According to D’Souza, one volunteer who traveled to Cuba recounted meeting a diabetic who regularly walked three miles to get an insulin syringe and often ended up using the same one over and over again until it could no longer break their skin.

Another told how they saw staff at a remote hospital washing latex gloves and drying them on a clothes line, while a different volunteer witnessed the bandages she’d brought in being used on a patient almost immediately.

“It would be so much easier to send these supplies in a container instead of packing them in to suitcases and liaising with travelers and customs officials,” says D’Souza.

“When a traveler takes a suitcase they inevitably have to speak to local people. We find they have their eyes opened and make connections to these communities and sometimes stay connected to them for the rest of their lives. That’s the bigger impact.”

Hon was so inspired by her experience as a volunteer that she’s decided to set up a branch in her hometown of Bristol in the UK, and D’Souza is hopeful that the movement will keep spreading.
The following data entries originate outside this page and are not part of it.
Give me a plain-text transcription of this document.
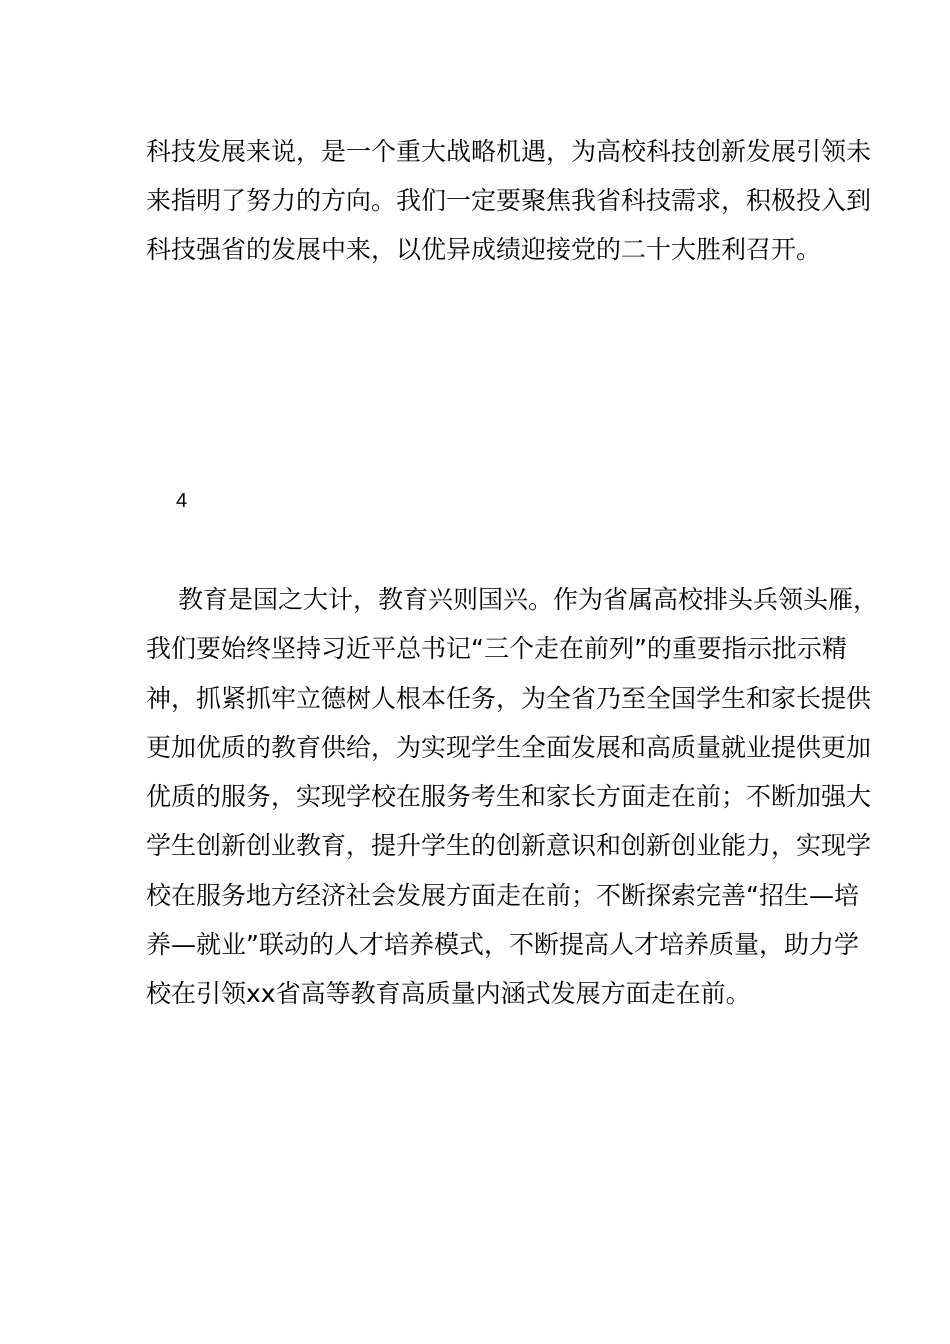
科技发展来说，是一个重大战略机遇，为高校科技创新发展引领未
来指明了努力的方向。我们一定要聚焦我省科技需求，积极投入到
科技强省的发展中来，以优异成绩迎接党的二十大胜利召开。
4
教育是国之大计，教育兴则国兴。作为省属高校排头兵领头雁，
我们要始终坚持习近平总书记“三个走在前列”的重要指示批示精
神，抓紧抓牢立德树人根本任务，为全省乃至全国学生和家长提供
更加优质的教育供给，为实现学生全面发展和高质量就业提供更加
优质的服务，实现学校在服务考生和家长方面走在前；不断加强大
学生创新创业教育，提升学生的创新意识和创新创业能力，实现学
校在服务地方经济社会发展方面走在前；不断探索完善“招生—培
养—就业”联动的人才培养模式，不断提高人才培养质量，助力学
校在引领xx省高等教育高质量内涵式发展方面走在前。
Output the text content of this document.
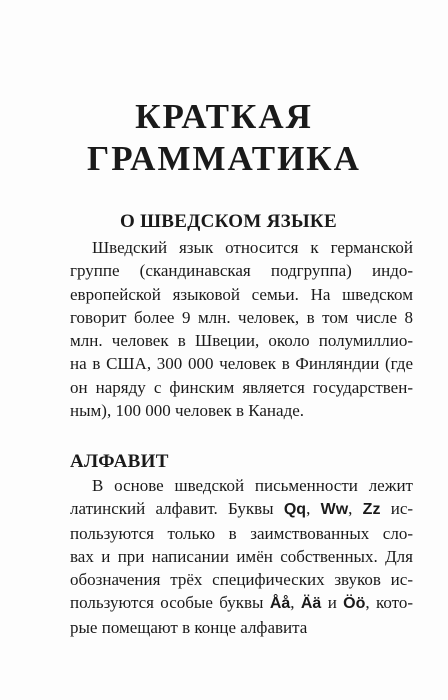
КРАТКАЯ
ГРАММАТИКА
О ШВЕДСКОМ ЯЗЫКЕ
Шведский язык относится к германской
группе (скандинавская подгруппа) индо-
европейской языковой семьи. На шведском
говорит более 9 млн. человек, в том числе 8
млн. человек в Швеции, около полумиллио-
на в США, 300 000 человек в Финляндии (где
он наряду с финским является государствен-
ным), 100 000 человек в Канаде.
АЛФАВИТ
В основе шведской письменности лежит
латинский алфавит. Буквы Qq, Ww, Zz ис-
пользуются только в заимствованных сло-
вах и при написании имён собственных. Для
обозначения трёх специфических звуков ис-
пользуются особые буквы Åå, Ää и Öö, кото-
рые помещают в конце алфавита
He says he’s often frustrated at not being able to reach certain areas in need because Canadian travelers don’t go there.

“I just don’t think people know that you can even do this,” he says. “I’d love to see an offshoot in every city.

“I want to see people get inspired and set up chapters all over the world and have the idea spread.

“The amazing thing about this organization is there’s no money. We don’t ask for financial donations. Everything is done because people believe in it.”